Six other Horizon Europe initiatives will focus on decarbonising rail, aviation and steel, among other sectors, developing hydrogen-powered alternatives in the next seven years.
Scale-up will require synergies between different programmes. Here, member states hope the European Research Area (ERA) will help catalyse innovation.
Last year, member states renewed their commitment to creating a common European market for research, after the failed first attempt initiated 20 years ago. Now, they hope it can enable hydrogen innovation through partnerships and joint investments, according to December Council conclusions.
In December, member states also launched an “Important Project of Common European Interest” for hydrogen, a legal framework for big cross-border projects, which allows member states to coordinate and fund innovation in the hydrogen value chain.
Christian Holzleitner, head of unit for land use and finance for innovation at the Commission, says Europe already knows how to get to its final destination. “The challenge that we have is to up-scale all of these technologies and to put them on the market,” he said.

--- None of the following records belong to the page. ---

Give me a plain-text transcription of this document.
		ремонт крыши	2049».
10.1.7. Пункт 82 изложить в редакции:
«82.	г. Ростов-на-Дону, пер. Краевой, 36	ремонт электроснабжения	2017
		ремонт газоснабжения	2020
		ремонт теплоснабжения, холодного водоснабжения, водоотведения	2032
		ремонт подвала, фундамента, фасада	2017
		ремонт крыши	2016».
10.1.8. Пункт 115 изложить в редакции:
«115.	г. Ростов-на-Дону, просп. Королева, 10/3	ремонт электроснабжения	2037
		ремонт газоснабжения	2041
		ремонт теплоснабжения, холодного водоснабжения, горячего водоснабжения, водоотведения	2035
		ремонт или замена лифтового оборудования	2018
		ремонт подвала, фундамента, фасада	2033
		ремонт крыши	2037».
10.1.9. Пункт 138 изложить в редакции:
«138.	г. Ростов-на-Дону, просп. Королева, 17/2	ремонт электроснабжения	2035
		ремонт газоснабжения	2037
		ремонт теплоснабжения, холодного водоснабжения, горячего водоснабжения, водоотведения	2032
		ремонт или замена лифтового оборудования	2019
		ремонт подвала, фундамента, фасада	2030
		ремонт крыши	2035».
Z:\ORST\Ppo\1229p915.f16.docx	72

Here, money is needed. While technologies for producing hydrogen are still significantly more expensive than fossil fuel, the EU is ready to help level the playing field. In the next decade, the European Investment Bank can provide enough financing to cover 60% of the gap in pricing between fossil fuel and hydrogen technologies, Holzleitner said.
But for once, the money does not seem to be the main issue. Right now, “setting a clear vision is key,“ said EU energy commissioner, Kadri Simson.